DROP PROCEDURE IF EXISTS `generateCodes`;
DELIMITER $$$
CREATE PROCEDURE generateCodes (IN n INT, IN max INT)
BEGIN
        DECLARE cnt BOOL DEFAULT 0;
        DECLARE newCode CHAR(255);
        DECLARE i, j INT DEFAULT 0;
        DECLARE ascii, r INT;
 
        REPEAT
            REPEAT
                  SET newCode = '', j = 0;
                  WHILE j < n DO
                       SET r = FLOOR(RAND() * 35); -- 10 + 26 => 0:35
                       SET ascii = r + IF(r < 10, 48, 55);
                       SET newCode = CONCAT(newCode, CHAR(ascii));
                       SET j = j + 1;
                  END WHILE;
                  SELECT COUNT(`id`) INTO cnt FROM `codes` WHERE `code` = newCode;
            UNTIL cnt = 0 END REPEAT;
            INSERT DELAYED INTO `codes` VALUES('', newCode);
            SET i = i + 1;
        UNTIL i = max END REPEAT;
END $$$
DELIMITER ;
This is the result of adding 10 x 100,000 codes.

Code: Select all

mysql> CALL generateCodes(12, 100000);
Query OK, 1 row affected, 65535 warnings (51.14 sec)
 
mysql> CALL generateCodes(12, 100000);
Query OK, 1 row affected, 65535 warnings (47.70 sec)
 
mysql> CALL generateCodes(12, 100000);
Query OK, 1 row affected, 65535 warnings (49.81 sec)
 
mysql> CALL generateCodes(12, 100000);
Query OK, 1 row affected, 65535 warnings (55.55 sec)
 
mysql> CALL generateCodes(12, 100000);
Query OK, 1 row affected, 65535 warnings (59.75 sec)
 
mysql> CALL generateCodes(12, 100000);
Query OK, 1 row affected, 65535 warnings (1 min 3.58 sec)
 
mysql> CALL generateCodes(12, 100000);
Query OK, 1 row affected, 65535 warnings (1 min 1.17 sec)
 
mysql> CALL generateCodes(12, 100000);
Query OK, 1 row affected, 65535 warnings (1 min 2.50 sec)
 
mysql> CALL generateCodes(12, 100000);
Query OK, 1 row affected, 65535 warnings (1 min 2.94 sec)
 
mysql> CALL generateCodes(12, 100000);
Query OK, 1 row affected, 65535 warnings (1 min 2.94 sec)
 
mysql>
Even though it shows 65535 warnings (where does it get logged anyway ?), 100,000 rows got inserted each time.

miro_igov - how much time does this take for you ?
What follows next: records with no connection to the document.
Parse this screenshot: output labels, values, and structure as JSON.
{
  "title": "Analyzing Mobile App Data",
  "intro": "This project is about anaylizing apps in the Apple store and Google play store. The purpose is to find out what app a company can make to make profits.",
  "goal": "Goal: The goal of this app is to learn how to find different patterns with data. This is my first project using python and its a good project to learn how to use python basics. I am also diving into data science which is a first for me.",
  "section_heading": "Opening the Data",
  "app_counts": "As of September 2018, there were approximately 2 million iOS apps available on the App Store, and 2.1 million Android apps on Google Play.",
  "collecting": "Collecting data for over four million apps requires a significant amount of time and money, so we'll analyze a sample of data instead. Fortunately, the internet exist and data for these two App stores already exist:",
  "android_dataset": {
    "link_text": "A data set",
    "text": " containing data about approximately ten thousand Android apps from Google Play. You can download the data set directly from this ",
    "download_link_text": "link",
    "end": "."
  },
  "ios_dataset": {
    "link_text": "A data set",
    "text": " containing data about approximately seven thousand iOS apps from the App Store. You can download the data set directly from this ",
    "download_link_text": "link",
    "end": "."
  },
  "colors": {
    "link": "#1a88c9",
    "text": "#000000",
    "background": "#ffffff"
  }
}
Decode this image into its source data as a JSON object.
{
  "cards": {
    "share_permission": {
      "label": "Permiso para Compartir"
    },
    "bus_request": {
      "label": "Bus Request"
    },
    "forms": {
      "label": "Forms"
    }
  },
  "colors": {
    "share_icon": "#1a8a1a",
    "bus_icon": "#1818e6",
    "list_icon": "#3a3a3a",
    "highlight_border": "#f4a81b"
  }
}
Can this procedure be optimized further ?

Re: Random 12 char codes

Posted: Thu Mar 13, 2008 1:20 pm
by miro_igov
Thanks anjanesh, with few 100,000 codes it takes from 21 to 26 seconds per 100,000 when i use the mysql_query() and INSERT query. I prefer to use PHP to handle this instead of MySQL procedure. This time increases a lot when i have more than 2,000,000 codes already in the database. Now i'm testing the o2k's code, it seems quicker in generating unique codes in array, i like how he uses the code as array key, much better than testing with in_arrray. It will produce notices on that line if ($codes[$code]>0) { next; } but is workaround. I do not care how long it will take to insert these in mysql, much important is to generate lot of unique values quickly.